Medyanın kısa sürede ve kısa süreli meşhur yaptığı isimlerin en büyük ortak özelliği, kalıcı bir vasıflarının ve söyleyecek önemli bir şeylerinin olmamasıdır. Medya onları yükseltir, “önemli biri” yapar. İstanbul Büyükşehir Belediye Başkanlığı’na iki ay içinde iki kere seçilen Ekrem İmamoğlu da bir medya kahramanı gibi. Her kahraman gibi onun da kostümü var: Kırmızı yelek.
Ekrem İmamoğlu tek bir somut projesi olmadan başkan oldu, daha doğrusu yüzde 54 oy verenler onu başkan yaptı. Anne-babanın zorlamasıyla okuyan çocuklar gibi ne yapacağını bilemiyor. Projesi olmadan makama gelince koltukta oturmak da kolay olmaz. Kolaya kaçıp iki ay içinde iki kere tâtile çıktı. Kendi ifâdesiyle “tâtil yakıyor”muş. İlginç bir özellik. Türk siyaseti, yeni bir tâbir kazandı.
Her şartta çocuğunun arkasında duran anne-baba gibi, Ekrem İmamoğlu’nun arkasında duran seçmenler, şarkılar, türkücüler, dizi oyuncuları, şâirler, yazarlar, komedyenler destek verirken bu kadar şımartacaklarını düşünmemiş olabilirler. Ama olan oldu; Ekrem İmamoğlu mazbatayı alınca “kimseden izin alacak değilim” deyip çıktığı tâtile “reklam arası” verip, İstanbul doğal âfetle boğuşurken görüntü vermek için İstanbul’a geliyor. Mağazasına su basmış esnafın şikâyetini dinleyip “tabi tabi” diyor ve ilk uçakla dönüp tâtiline kaldığı yerden devam ediyor.
Çalıştırılarak öğrenilmiş, samimiyetsiz bir sırıtma ile konuşan Ekrem İmamoğlu, üzerine “yakışan” kırmızı yelekle su basan bölgelere gitti. Ama diskoya damsız girmek isteyen 80’li yılların gençleri gibi, İstanbul’a bakıp çıktı ve tatiline geri döndü. Tatili bitince İstanbul’a da aynı ciddiyetle davranmasını beklesek hayal kırıklığına uğrar mıyız acaba?
CHP seçmeni, ele geçen iktidar fırsatını değerlendirmeyen ve 2023 plânlarını daha şimdiden “sel suyuna kaptıran” Ekrem İmamoğlu’na karşı dut yemiş bülbül gibi. CHP seçmeni, “Başkan bizden olsun, varsın dünya batsın” tavrını tâtilden dönünce de devam ettirirse, kar yağdığında İstanbul’da yaşanabilecek sorunları düşünmek bile istemiyorum. “Ağaçlar kesilmeseydi bu kadar kar yağmazdı” şeklindeki savunma da bir anlam ifâde etmeyecektir.

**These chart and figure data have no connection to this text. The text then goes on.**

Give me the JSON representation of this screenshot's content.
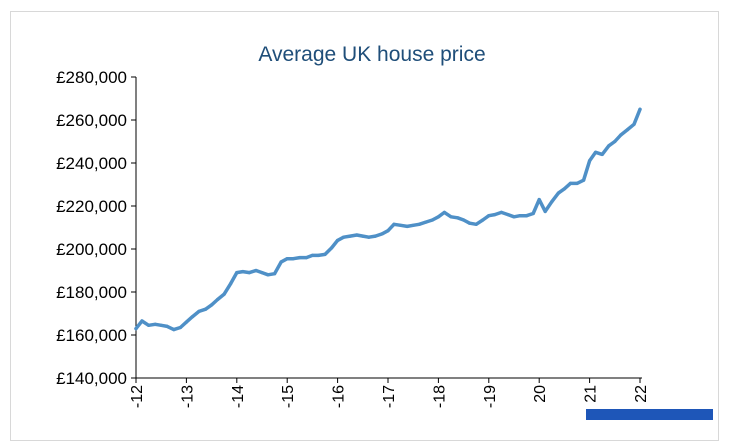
{
  "colors": {
    "title": "#1f4e79",
    "series": "#4f90c7",
    "axis": "#000000",
    "accent_bar": "#1e56b8"
  },
  "chart_data": {
    "type": "line",
    "title": "Average UK house price",
    "xlabel": "",
    "ylabel": "",
    "ylim": [
      140000,
      280000
    ],
    "xlim": [
      2012,
      2022
    ],
    "grid": false,
    "y_ticks": [
      {
        "value": 140000,
        "label": "£140,000"
      },
      {
        "value": 160000,
        "label": "£160,000"
      },
      {
        "value": 180000,
        "label": "£180,000"
      },
      {
        "value": 200000,
        "label": "£200,000"
      },
      {
        "value": 220000,
        "label": "£220,000"
      },
      {
        "value": 240000,
        "label": "£240,000"
      },
      {
        "value": 260000,
        "label": "£260,000"
      },
      {
        "value": 280000,
        "label": "£280,000"
      }
    ],
    "x_ticks": [
      {
        "value": 2012,
        "label": "-12"
      },
      {
        "value": 2013,
        "label": "-13"
      },
      {
        "value": 2014,
        "label": "-14"
      },
      {
        "value": 2015,
        "label": "-15"
      },
      {
        "value": 2016,
        "label": "-16"
      },
      {
        "value": 2017,
        "label": "-17"
      },
      {
        "value": 2018,
        "label": "-18"
      },
      {
        "value": 2019,
        "label": "-19"
      },
      {
        "value": 2020,
        "label": "20"
      },
      {
        "value": 2021,
        "label": "21"
      },
      {
        "value": 2022,
        "label": "22"
      }
    ],
    "series": [
      {
        "name": "Average UK house price",
        "x": [
          2012.0,
          2012.12,
          2012.25,
          2012.38,
          2012.5,
          2012.62,
          2012.75,
          2012.88,
          2013.0,
          2013.12,
          2013.25,
          2013.38,
          2013.5,
          2013.62,
          2013.75,
          2013.88,
          2014.0,
          2014.12,
          2014.25,
          2014.38,
          2014.5,
          2014.62,
          2014.75,
          2014.88,
          2015.0,
          2015.12,
          2015.25,
          2015.38,
          2015.5,
          2015.62,
          2015.75,
          2015.88,
          2016.0,
          2016.12,
          2016.25,
          2016.38,
          2016.5,
          2016.62,
          2016.75,
          2016.88,
          2017.0,
          2017.12,
          2017.25,
          2017.38,
          2017.5,
          2017.62,
          2017.75,
          2017.88,
          2018.0,
          2018.12,
          2018.25,
          2018.38,
          2018.5,
          2018.62,
          2018.75,
          2018.88,
          2019.0,
          2019.12,
          2019.25,
          2019.38,
          2019.5,
          2019.62,
          2019.75,
          2019.88,
          2020.0,
          2020.12,
          2020.25,
          2020.38,
          2020.5,
          2020.62,
          2020.75,
          2020.88,
          2021.0,
          2021.12,
          2021.25,
          2021.38,
          2021.5,
          2021.62,
          2021.75,
          2021.88,
          2022.0
        ],
        "values": [
          163000,
          166500,
          164500,
          165000,
          164500,
          164000,
          162500,
          163500,
          166000,
          168500,
          171000,
          172000,
          174000,
          176500,
          179000,
          184000,
          189000,
          189500,
          189000,
          190000,
          189000,
          188000,
          188500,
          194000,
          195500,
          195500,
          196000,
          196000,
          197000,
          197000,
          197500,
          200500,
          204000,
          205500,
          206000,
          206500,
          206000,
          205500,
          206000,
          207000,
          208500,
          211500,
          211000,
          210500,
          211000,
          211500,
          212500,
          213500,
          215000,
          217000,
          215000,
          214500,
          213500,
          212000,
          211500,
          213500,
          215500,
          216000,
          217000,
          216000,
          215000,
          215500,
          215500,
          216500,
          223000,
          217500,
          222000,
          226000,
          228000,
          230500,
          230500,
          232000,
          241000,
          245000,
          244000,
          248000,
          250000,
          253000,
          255500,
          258000,
          265000
        ]
      }
    ]
  }
}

AK Partili seçmeninin mârifeti
Dediğim gibi, Ekrem İmamoğlu bu davranışlarında zerre kadar suçlu ve sorumlu değil. Büyükşehir’de neler yapacağı Beylikdüzü’nden belliydi. Beş yıl makamın keyfini İstanbul içinde ve İstanbul dışında sürecek. Partisinin “First Ladyleri” de toplanıp kek pasta yiyecekler.

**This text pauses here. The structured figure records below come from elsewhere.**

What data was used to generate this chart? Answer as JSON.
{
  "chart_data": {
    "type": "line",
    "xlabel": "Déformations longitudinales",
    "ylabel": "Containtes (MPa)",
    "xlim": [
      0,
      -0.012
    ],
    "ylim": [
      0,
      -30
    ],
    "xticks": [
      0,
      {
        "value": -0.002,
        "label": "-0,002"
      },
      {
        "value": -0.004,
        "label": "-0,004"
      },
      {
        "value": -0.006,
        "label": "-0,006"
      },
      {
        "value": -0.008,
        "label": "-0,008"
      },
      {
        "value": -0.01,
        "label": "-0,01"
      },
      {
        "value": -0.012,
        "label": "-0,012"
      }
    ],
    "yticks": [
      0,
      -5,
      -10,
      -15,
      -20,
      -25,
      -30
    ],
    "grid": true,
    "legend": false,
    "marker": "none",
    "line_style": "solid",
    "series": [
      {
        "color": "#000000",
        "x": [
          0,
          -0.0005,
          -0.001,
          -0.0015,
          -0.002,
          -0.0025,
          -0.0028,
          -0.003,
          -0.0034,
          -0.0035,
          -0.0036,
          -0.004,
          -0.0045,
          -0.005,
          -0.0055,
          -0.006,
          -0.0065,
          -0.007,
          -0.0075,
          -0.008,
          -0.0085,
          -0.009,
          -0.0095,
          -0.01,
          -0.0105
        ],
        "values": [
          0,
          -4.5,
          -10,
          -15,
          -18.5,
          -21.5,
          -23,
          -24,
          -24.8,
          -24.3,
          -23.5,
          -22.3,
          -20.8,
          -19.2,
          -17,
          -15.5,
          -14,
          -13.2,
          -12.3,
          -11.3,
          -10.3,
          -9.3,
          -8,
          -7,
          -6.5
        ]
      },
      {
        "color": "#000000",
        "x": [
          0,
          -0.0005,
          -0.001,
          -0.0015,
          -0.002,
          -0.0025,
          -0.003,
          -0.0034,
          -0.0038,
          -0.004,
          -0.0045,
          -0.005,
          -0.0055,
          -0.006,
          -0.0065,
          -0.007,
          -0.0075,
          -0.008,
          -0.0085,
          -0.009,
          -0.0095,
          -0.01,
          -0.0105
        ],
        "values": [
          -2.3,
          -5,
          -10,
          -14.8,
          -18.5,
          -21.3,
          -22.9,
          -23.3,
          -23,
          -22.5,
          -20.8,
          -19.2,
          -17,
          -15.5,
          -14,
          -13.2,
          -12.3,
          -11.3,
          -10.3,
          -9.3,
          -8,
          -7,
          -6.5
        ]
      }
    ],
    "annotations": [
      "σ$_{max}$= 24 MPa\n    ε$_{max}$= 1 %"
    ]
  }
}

Ekrem İmamoğlu’nu bu kadar rahat davrandıranlar yüzde 54 oranında oy verenlerdir. Asıl sorumlu olan bağnaz CHP’li seçmen değil, "AK Parti’ye ders vermek isteyen" seçmenlerdir. Acaba aynı dersi beş yıl sonra CHP’ye de verirler mi?

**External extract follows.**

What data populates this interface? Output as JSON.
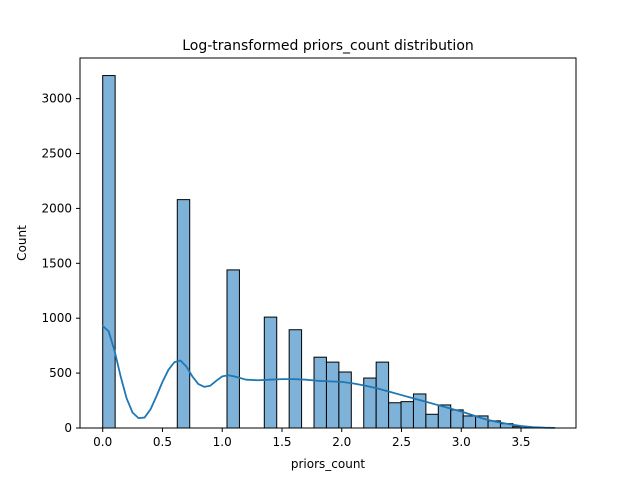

Ekrem İmamoğlu’nun bu kadar rahat davranmasındaki en büyük sebeplerden biri, AK Partililerin verdiği “uyarı oyu”dur. Diğer sebep ise, CHP belediyelerinin klâsik iş yapmama ama üste çıkma özelliği. İkincisine yapacak bir şey yok. CHP’den her şeyi isteyin ama heykel açmak dışında başka bir icraat istemeyin. Ama birinci sebep Ekrem İmamoğlu’nun en sağlam dayanağı. AK Parti’nin en güçlü silahı olan sandıktan Ekrem İmamoğlu çıktı. Beş yıl boyunca başlayan yatırımları bitirip arada sırada kırmızı yeleği giyip sokaklara çıkarsa, oyunu AK Parti’den CHP’ye kaydıranların tek bir söz söylemek hakları yok. Maalesef onlar etti, ama hepimiz buluyoruz.